Home

Gerechtshof Leeuwarden, 19-03-2008, BC7658, 0800063

Gerechtshof Leeuwarden, 19-03-2008, BC7658, 0800063

Inhoudsindicatie

Niet voldoen aan vereiste van schriftelijk vastlegging bij verkoop woning leidt -behoudens uitzonderlijke omstandigheden- tot nietigheid van de koop.

Uitspraak

Arrest d.d. 19 maart 2008

Rolnummer 0800063

HET GERECHTSHOF TE LEEUWARDEN

Arrest van de eerste kamer voor burgerlijke zaken in de zaak van:

1. [appellant 1],

wonende te [woonplaats],

2. [appellante 2],

wonende te [woonplaats],

appellanten in het principaal en geïntimeerden in het incidenteel appel,

in eerste aanleg: eisers,

hierna gezamenlijk te noemen: [appellanten ],

procureur: mr. J.B. Dijkema,

tegen

[geïntimeerde],

wonende te [woonplaats],

geïntimeerde in het principaal en appellant in het incidenteel appel,

in eerste aanleg: gedaagde,

hierna te noemen: [geïntimeerde],

procureur: mr. J.V. van Ophem.

Het geding in eerste instantie

In eerste aanleg is geprocedeerd en beslist zoals weergegeven in het kort geding vonnis uitgesproken op 12 december 2007 door de voorzieningenrechter van de rechtbank Leeuwarden.

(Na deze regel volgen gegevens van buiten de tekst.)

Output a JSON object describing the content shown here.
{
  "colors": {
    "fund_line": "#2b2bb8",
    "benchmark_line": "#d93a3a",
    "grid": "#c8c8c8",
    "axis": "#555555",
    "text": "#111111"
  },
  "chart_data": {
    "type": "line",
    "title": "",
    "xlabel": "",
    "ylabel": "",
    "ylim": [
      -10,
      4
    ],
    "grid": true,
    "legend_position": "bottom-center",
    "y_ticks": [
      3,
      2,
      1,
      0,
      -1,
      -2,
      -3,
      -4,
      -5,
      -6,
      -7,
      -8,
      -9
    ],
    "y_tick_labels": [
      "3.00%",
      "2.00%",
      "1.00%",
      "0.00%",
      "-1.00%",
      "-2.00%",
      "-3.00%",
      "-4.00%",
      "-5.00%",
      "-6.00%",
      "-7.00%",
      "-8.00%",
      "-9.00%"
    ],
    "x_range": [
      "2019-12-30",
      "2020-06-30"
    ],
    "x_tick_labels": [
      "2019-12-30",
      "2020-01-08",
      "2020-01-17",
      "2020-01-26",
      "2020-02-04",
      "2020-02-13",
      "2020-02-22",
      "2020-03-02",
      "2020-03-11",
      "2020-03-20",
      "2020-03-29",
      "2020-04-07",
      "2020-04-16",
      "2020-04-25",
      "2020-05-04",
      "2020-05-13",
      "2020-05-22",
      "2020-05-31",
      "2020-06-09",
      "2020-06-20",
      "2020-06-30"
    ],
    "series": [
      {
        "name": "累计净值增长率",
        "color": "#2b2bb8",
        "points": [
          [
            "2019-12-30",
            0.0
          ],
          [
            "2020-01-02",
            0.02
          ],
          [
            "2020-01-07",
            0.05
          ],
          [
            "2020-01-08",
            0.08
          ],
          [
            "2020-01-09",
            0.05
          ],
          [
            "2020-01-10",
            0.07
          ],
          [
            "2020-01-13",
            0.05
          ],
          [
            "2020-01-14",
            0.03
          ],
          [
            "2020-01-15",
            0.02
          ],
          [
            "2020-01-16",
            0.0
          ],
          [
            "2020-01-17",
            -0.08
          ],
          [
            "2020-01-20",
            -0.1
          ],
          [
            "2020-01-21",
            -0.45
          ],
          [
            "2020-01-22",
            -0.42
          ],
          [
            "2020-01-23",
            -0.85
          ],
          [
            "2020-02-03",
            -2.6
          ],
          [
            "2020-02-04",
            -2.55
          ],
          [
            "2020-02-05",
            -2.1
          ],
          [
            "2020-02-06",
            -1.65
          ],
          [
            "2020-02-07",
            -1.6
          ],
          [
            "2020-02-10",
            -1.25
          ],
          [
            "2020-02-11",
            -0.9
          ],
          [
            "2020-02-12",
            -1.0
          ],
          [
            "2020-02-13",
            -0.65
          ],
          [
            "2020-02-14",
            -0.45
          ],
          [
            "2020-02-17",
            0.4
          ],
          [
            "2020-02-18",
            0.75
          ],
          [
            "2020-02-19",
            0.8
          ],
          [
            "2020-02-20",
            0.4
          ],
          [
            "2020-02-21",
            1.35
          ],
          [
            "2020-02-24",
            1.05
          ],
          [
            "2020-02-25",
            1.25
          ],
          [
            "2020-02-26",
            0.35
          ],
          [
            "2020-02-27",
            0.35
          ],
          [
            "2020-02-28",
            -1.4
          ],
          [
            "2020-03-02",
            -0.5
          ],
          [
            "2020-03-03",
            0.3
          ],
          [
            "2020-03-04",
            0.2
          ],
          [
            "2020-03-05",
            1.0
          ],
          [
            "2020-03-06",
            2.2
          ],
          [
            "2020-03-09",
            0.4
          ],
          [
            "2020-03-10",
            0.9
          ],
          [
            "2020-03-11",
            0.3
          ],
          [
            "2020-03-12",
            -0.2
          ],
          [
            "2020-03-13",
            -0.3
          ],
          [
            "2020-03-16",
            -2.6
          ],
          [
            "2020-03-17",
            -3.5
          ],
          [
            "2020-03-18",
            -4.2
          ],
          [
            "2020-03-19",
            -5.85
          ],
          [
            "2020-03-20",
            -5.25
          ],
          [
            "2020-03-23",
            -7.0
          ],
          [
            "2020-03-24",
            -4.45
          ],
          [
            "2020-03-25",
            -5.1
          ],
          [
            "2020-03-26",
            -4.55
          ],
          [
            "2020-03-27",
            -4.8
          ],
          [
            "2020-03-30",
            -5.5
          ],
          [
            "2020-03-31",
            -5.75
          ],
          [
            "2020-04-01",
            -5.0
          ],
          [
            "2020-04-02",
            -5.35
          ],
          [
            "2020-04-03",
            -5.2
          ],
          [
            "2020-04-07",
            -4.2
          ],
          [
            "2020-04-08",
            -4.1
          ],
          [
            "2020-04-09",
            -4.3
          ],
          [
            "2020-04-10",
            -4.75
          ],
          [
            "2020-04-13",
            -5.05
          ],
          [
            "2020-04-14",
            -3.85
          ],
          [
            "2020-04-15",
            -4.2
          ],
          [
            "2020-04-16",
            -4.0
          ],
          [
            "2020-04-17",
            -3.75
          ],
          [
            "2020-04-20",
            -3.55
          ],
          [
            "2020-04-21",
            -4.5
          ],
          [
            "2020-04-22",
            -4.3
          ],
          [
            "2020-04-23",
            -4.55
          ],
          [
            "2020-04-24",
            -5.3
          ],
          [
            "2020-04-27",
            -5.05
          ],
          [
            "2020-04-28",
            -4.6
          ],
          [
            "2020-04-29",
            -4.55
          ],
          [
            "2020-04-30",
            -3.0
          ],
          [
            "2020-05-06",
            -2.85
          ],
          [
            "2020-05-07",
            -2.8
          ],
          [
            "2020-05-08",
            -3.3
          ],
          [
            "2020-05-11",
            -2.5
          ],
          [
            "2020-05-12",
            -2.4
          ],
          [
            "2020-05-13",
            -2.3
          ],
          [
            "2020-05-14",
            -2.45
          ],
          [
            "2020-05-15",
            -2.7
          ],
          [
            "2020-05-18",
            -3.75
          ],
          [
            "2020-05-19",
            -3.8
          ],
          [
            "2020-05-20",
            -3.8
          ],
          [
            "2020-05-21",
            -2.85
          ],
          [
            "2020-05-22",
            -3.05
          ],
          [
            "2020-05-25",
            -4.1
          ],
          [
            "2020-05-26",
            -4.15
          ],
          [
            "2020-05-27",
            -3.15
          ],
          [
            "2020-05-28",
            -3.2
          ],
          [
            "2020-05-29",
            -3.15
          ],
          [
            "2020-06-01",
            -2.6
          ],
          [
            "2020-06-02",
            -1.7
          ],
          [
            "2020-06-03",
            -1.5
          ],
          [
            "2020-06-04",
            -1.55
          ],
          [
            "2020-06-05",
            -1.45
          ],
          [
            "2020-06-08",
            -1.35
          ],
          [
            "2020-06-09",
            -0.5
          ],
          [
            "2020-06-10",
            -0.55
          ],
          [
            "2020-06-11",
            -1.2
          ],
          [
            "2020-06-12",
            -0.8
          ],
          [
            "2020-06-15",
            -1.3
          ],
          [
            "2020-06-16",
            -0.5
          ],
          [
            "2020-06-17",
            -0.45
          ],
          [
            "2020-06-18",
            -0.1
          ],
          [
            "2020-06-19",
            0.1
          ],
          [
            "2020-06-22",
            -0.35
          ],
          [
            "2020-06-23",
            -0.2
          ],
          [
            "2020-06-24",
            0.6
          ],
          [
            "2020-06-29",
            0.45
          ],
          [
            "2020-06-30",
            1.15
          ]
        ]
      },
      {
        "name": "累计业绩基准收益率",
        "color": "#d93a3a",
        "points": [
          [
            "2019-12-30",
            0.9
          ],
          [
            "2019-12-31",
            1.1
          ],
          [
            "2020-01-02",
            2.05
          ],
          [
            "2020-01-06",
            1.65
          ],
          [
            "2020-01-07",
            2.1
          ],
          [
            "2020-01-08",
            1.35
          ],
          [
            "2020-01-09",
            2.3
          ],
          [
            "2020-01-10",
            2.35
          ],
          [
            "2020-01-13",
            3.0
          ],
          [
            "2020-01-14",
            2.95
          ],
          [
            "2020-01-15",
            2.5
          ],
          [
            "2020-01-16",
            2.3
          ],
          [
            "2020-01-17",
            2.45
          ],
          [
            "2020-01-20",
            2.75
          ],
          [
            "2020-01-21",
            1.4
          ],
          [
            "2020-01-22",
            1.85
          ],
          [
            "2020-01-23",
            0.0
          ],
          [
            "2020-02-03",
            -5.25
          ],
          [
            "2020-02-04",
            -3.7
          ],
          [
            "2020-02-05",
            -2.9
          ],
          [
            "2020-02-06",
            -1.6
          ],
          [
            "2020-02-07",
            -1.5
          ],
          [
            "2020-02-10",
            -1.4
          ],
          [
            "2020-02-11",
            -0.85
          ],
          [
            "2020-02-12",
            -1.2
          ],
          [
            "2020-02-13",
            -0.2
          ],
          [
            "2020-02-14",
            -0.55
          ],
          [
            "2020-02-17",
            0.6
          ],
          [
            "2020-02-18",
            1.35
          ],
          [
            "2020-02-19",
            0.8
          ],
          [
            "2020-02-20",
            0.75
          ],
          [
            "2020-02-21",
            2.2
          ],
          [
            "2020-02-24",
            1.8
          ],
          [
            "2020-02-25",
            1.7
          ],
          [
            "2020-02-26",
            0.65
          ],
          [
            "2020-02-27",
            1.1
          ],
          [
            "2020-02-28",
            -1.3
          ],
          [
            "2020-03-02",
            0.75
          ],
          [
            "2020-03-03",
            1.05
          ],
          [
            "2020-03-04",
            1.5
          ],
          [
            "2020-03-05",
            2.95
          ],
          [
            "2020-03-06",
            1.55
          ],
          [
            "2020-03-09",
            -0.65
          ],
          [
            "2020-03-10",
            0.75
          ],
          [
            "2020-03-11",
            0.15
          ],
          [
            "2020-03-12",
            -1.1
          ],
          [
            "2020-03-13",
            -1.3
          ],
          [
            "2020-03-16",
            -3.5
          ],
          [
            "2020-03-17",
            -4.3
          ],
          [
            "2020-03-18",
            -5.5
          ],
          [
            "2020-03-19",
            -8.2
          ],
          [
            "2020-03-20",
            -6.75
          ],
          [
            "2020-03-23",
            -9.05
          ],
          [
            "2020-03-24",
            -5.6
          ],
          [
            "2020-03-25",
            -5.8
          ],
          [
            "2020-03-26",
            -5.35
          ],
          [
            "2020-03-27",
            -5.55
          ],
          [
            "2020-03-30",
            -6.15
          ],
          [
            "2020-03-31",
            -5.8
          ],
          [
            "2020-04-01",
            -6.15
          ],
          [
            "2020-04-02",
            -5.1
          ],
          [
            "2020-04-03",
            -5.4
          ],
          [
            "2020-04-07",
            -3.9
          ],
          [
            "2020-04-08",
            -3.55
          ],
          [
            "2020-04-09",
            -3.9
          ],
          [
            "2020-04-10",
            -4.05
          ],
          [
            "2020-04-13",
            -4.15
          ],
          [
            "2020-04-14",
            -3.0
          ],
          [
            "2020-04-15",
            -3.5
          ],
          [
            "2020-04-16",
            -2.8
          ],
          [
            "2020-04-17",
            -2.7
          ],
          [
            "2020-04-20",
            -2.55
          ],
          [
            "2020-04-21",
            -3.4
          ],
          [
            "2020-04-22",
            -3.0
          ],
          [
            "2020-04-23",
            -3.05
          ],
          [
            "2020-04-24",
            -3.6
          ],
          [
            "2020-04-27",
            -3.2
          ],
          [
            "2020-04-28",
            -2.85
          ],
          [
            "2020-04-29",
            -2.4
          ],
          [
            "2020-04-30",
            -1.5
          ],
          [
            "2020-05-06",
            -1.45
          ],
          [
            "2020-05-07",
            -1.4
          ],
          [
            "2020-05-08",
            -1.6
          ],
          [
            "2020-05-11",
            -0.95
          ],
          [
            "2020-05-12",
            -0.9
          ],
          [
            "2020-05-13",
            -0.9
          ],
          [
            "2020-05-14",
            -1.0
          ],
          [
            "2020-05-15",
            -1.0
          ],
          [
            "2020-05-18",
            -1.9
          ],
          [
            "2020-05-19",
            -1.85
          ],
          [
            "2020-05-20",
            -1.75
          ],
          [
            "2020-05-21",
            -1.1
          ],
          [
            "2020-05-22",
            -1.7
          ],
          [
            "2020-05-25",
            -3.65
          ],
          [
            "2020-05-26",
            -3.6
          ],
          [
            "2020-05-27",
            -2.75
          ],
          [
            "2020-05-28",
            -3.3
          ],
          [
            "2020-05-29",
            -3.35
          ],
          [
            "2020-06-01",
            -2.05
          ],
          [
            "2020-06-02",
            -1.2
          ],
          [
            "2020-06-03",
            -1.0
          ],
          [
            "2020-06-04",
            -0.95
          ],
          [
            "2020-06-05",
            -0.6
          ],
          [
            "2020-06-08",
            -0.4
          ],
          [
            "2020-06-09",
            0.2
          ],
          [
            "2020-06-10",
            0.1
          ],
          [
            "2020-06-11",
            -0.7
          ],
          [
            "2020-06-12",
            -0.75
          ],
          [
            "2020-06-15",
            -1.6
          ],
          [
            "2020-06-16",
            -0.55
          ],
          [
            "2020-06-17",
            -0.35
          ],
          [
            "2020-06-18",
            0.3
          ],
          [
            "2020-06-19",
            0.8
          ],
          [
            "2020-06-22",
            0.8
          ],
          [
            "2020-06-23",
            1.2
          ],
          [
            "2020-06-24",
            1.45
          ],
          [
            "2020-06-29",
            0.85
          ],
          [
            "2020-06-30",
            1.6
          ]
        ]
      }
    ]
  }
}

Het geding in hoger beroep

Bij exploot van 4 januari 2008 is door [appellanten ] hoger beroep ingesteld van genoemd vonnis met dagvaarding van [geïntimeerde] tegen de zitting van 23 januari 2008.

De conclusie van de dagvaarding, tevens houdende memorie van grieven, in hoger beroep luidt:

"Het eindvonnis van 12 december 2007 van de rechtbank Leeuwarden te vernietigen, en opnieuw rechtdoende de vorderingen van [appellanten ] toe te wijzen, met veroordeling van [geïntimeerde] in de kosten van beide instanties."

Bij de appeldagvaarding zijn producties overgelegd.

Er is mondeling van eis gediend.

Bij memorie van antwoord is door [geïntimeerde] verweer gevoerd en incidenteel geappelleerd met als conclusie:

"het eindvonnis van de Voorzieningenrechter van de rechtbank Leeuwarden d.d. 12 december 2007 te vernietigen en opnieuw rechtdoende, onder aanvulling van gronden, de vorderingen van [appellanten ] af te wijzen, met een veroordeling van [appellanten ] in de kosten van de procedure in hoger beroep."

Door [appellanten ] is in het incidenteel appel geantwoord met als conclusie:

In incidenteel appèl in kort geding:

"[geïntimeerde] niet ontvankelijk te verklaren in zijn incidentele grief, althans deze incidentele grief af te wijzen, c.q. hem deze te ontzeggen, met veroordeling van [geïntimeerde] in de kosten van het geding."

In principaal appèl in kort geding:

"het eindvonnis van de Voorzieningenrechter van de rechtbank Leeuwarden d.d. 12 december 2007 te bekrachtigen en de vorderingen van [appellanten ] af te wijzen, met een veroordeling van [appellanten ] in de kosten van de procedure in hoger beroep."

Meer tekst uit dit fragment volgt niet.